Although your Mom is no longer physically here and the typical ways of connecting are no longer a part of your daily relationship dynamic your connection remains and can be sustained (differently). She is no longer physically here to guide, support, call, hug, challenge. So where is she and who are you without her physically here? She is everywhere. She is within. Her wisdom, lessons, idiosyncrasies, flaws, strengths, values, and rituals remain. Everything that was unique to her and to your relationship remains accessible to you always.

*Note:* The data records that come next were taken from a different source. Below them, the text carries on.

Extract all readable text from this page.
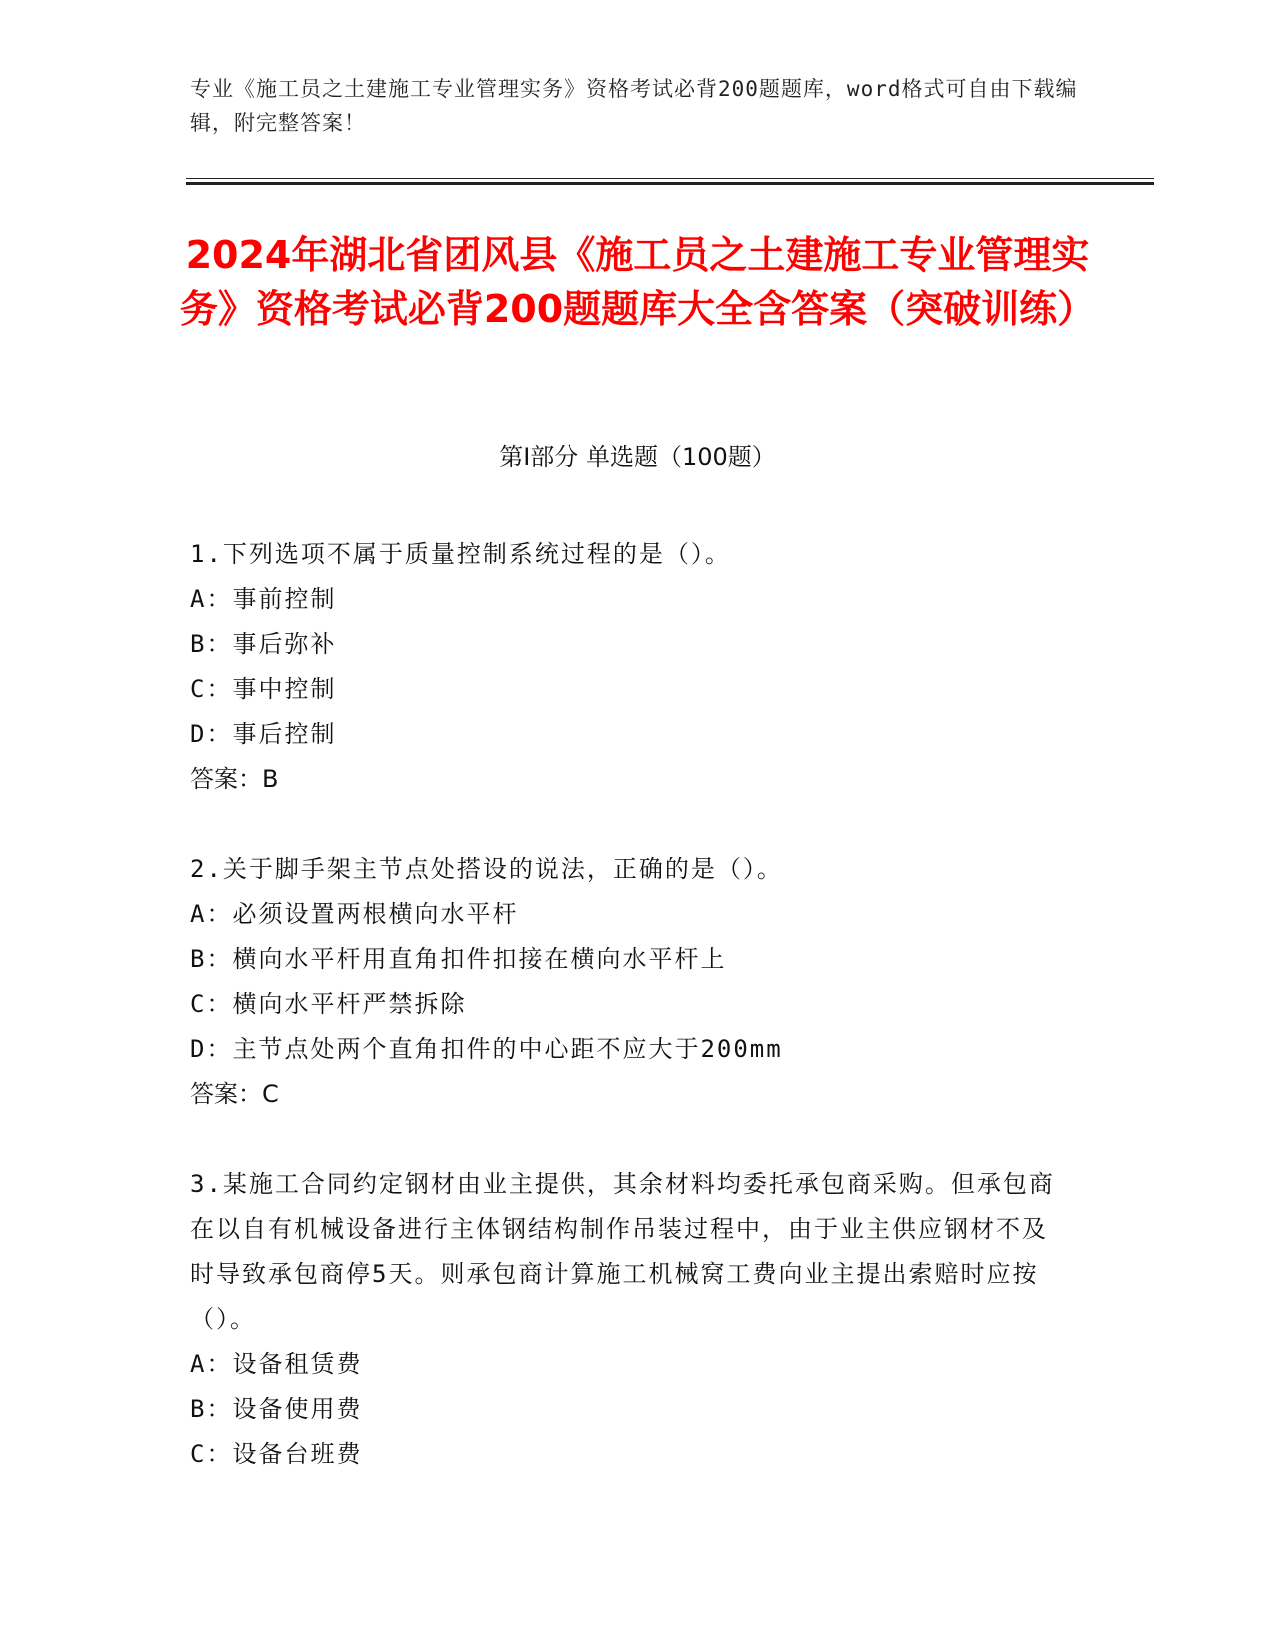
专业《施工员之土建施工专业管理实务》资格考试必背200题题库，word格式可自由下载编辑，附完整答案！
2024年湖北省团风县《施工员之土建施工专业管理实务》资格考试必背200题题库大全含答案（突破训练）
第Ⅰ部分 单选题（100题）
1.下列选项不属于质量控制系统过程的是（）。
A：事前控制
B：事后弥补
C：事中控制
D：事后控制
答案：B
2.关于脚手架主节点处搭设的说法，正确的是（）。
A：必须设置两根横向水平杆
B：横向水平杆用直角扣件扣接在横向水平杆上
C：横向水平杆严禁拆除
D：主节点处两个直角扣件的中心距不应大于200mm
答案：C
3.某施工合同约定钢材由业主提供，其余材料均委托承包商采购。但承包商在以自有机械设备进行主体钢结构制作吊装过程中，由于业主供应钢材不及时导致承包商停5天。则承包商计算施工机械窝工费向业主提出索赔时应按（）。
A：设备租赁费
B：设备使用费
C：设备台班费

Practice intentional presence. Creating and holding moments. Close your eyes. Breathe. Breathe in space for healing. Breathe out the heaviness of grief. Clear your mind. Sit in gratitude. Thank your Mom for the lessons. Identify what your relationship taught you. Did your relationship teach you the importance of family, open communication, showing up, personal accountability, unconditional love and acceptance? Did you learn these lessons by what she did or did not do? Take a moment to thank your Mom for teaching you through her example who you choose to be.

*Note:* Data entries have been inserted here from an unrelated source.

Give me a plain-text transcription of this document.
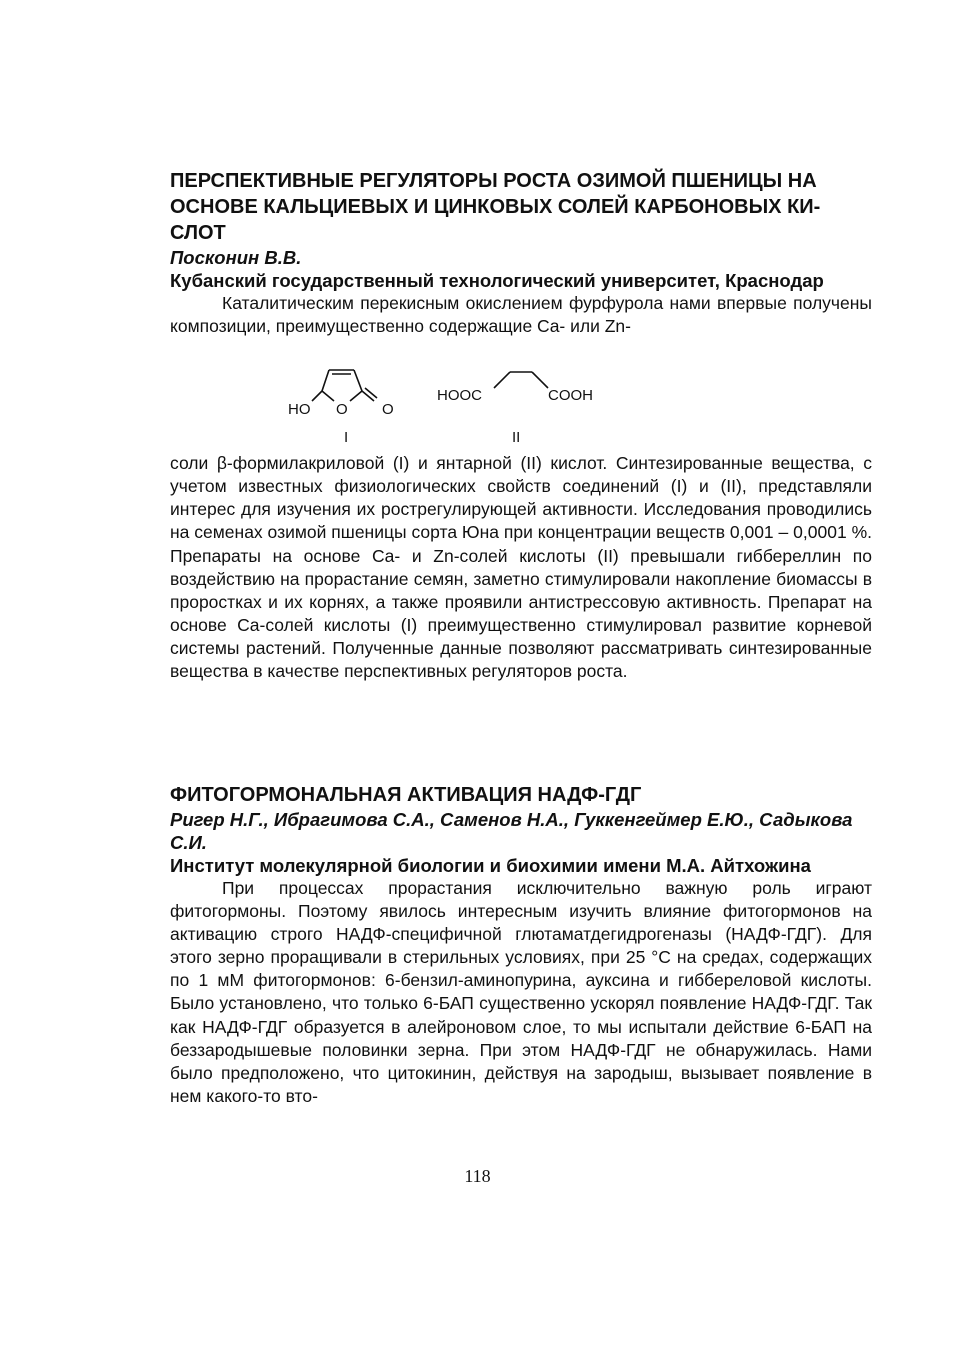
ПЕРСПЕКТИВНЫЕ РЕГУЛЯТОРЫ РОСТА ОЗИМОЙ ПШЕНИЦЫ НА ОСНОВЕ КАЛЬЦИЕВЫХ И ЦИНКОВЫХ СОЛЕЙ КАРБОНОВЫХ КИ-СЛОТ

Посконин В.В.

Кубанский государственный технологический университет, Краснодар

Каталитическим перекисным окислением фурфурола нами впервые получены композиции, преимущественно содержащие Ca- или Zn-

HO O O
I
HOOC	COOH
II

соли β-формилакриловой (I) и янтарной (II) кислот. Синтезированные вещества, с учетом известных физиологических свойств соединений (I) и (II), представляли интерес для изучения их рострегулирующей активности. Исследования проводились на семенах озимой пшеницы сорта Юна при концентрации веществ 0,001 – 0,0001 %. Препараты на основе Ca- и Zn-солей кислоты (II) превышали гиббереллин по воздействию на прорастание семян, заметно стимулировали накопление биомассы в проростках и их корнях, а также проявили антистрессовую активность. Препарат на основе Ca-солей кислоты (I) преимущественно стимулировал развитие корневой системы растений. Полученные данные позволяют рассматривать синтезированные вещества в качестве перспективных регуляторов роста.

ФИТОГОРМОНАЛЬНАЯ АКТИВАЦИЯ НАДФ-ГДГ

Ригер Н.Г., Ибрагимова С.А., Саменов Н.А., Гуккенгеймер Е.Ю., Садыкова С.И.

Институт молекулярной биологии и биохимии имени М.А. Айтхожина

При процессах прорастания исключительно важную роль играют фитогормоны. Поэтому явилось интересным изучить влияние фитогормонов на активацию строго НАДФ-специфичной глютаматдегидрогеназы (НАДФ-ГДГ). Для этого зерно проращивали в стерильных условиях, при 25 °С на средах, содержащих по 1 мМ фитогормонов: 6-бензил-аминопурина, ауксина и гиббереловой кислоты. Было установлено, что только 6-БАП существенно ускорял появление НАДФ-ГДГ. Так как НАДФ-ГДГ образуется в алейроновом слое, то мы испытали действие 6-БАП на беззародышевые половинки зерна. При этом НАДФ-ГДГ не обнаружилась. Нами было предположено, что цитокинин, действуя на зародыш, вызывает появление в нем какого-то вто-

118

Living beyond loss isn’t easy. Whether you have unfinished business (much left unsaid or resolved) or no regrets at all, how you choose to grow from your relationship is entirely up to you.

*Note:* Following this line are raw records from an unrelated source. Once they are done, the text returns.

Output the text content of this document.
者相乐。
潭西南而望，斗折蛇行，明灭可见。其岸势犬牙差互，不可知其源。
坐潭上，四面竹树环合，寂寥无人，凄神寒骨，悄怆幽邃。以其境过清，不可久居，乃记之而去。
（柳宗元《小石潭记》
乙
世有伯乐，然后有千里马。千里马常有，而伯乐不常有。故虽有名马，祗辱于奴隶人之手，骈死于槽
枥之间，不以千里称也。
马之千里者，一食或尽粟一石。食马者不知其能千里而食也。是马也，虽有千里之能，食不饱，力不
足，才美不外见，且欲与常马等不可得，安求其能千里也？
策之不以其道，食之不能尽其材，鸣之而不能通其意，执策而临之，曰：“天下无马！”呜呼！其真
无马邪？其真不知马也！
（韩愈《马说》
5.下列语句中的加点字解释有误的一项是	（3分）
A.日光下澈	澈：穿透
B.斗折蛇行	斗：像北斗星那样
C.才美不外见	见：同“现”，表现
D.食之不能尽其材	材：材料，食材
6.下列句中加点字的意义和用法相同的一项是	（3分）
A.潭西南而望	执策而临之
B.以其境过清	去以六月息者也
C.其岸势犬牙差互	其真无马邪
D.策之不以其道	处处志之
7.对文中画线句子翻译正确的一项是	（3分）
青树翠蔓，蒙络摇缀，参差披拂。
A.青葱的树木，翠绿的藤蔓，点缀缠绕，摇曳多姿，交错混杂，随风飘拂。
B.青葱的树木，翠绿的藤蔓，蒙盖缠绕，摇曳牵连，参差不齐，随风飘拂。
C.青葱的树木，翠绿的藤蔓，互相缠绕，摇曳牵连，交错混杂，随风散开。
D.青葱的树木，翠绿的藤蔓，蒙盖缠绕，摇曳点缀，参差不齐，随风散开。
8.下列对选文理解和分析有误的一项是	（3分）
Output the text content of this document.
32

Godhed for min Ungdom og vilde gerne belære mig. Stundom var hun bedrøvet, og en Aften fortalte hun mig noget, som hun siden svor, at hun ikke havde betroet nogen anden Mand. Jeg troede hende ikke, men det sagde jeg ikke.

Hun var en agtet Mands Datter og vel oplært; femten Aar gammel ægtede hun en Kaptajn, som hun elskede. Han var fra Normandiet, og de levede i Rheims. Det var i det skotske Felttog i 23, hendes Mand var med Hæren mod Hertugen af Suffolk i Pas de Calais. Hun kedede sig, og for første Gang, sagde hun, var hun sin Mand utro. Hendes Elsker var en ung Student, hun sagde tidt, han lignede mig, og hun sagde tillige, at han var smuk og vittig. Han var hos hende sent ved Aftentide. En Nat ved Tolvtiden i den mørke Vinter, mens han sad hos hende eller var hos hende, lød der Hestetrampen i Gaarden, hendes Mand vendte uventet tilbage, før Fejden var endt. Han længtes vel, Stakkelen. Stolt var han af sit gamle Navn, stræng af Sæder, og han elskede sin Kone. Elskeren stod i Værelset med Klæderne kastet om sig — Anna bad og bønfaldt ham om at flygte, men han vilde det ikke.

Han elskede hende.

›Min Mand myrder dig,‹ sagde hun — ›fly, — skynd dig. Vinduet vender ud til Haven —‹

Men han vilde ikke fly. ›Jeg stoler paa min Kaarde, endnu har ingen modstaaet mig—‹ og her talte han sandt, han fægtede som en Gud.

There is no perfect parent-child relationship as there is no perfect person. When you consider your relationship, consider it a foundation for growth. Thank your Mom for being human. For showing you the qualities you wish to embrace as you navigate memories of how she did (or did not) provide you a roadmap for your life’s journey.
Ground yourself in self-love. Embrace the duality of love and sorrow. Vulnerability and strength. Fear and courage. Anger and grace. Rise and be the best version of yourself in gratitude to your Mom and in love for yourself.
Breathe slowly in through your nose and out through your mouth.
Breathe in calm and clarity.
Breathe out pain and suffering.
Breathe in slowly space for healing. Breathe out slowly the heaviness of grief.
Sit in gratitude.
Thank you Mom for being human. Thank you for showing me who I want (don’t want) to be.
Thank you for teaching me who I choose to be through your example.
Inhale grace and acceptance.
Exhale pain and loss.
Hold the moment.
Release the moment in strength, in calm, with gratitude.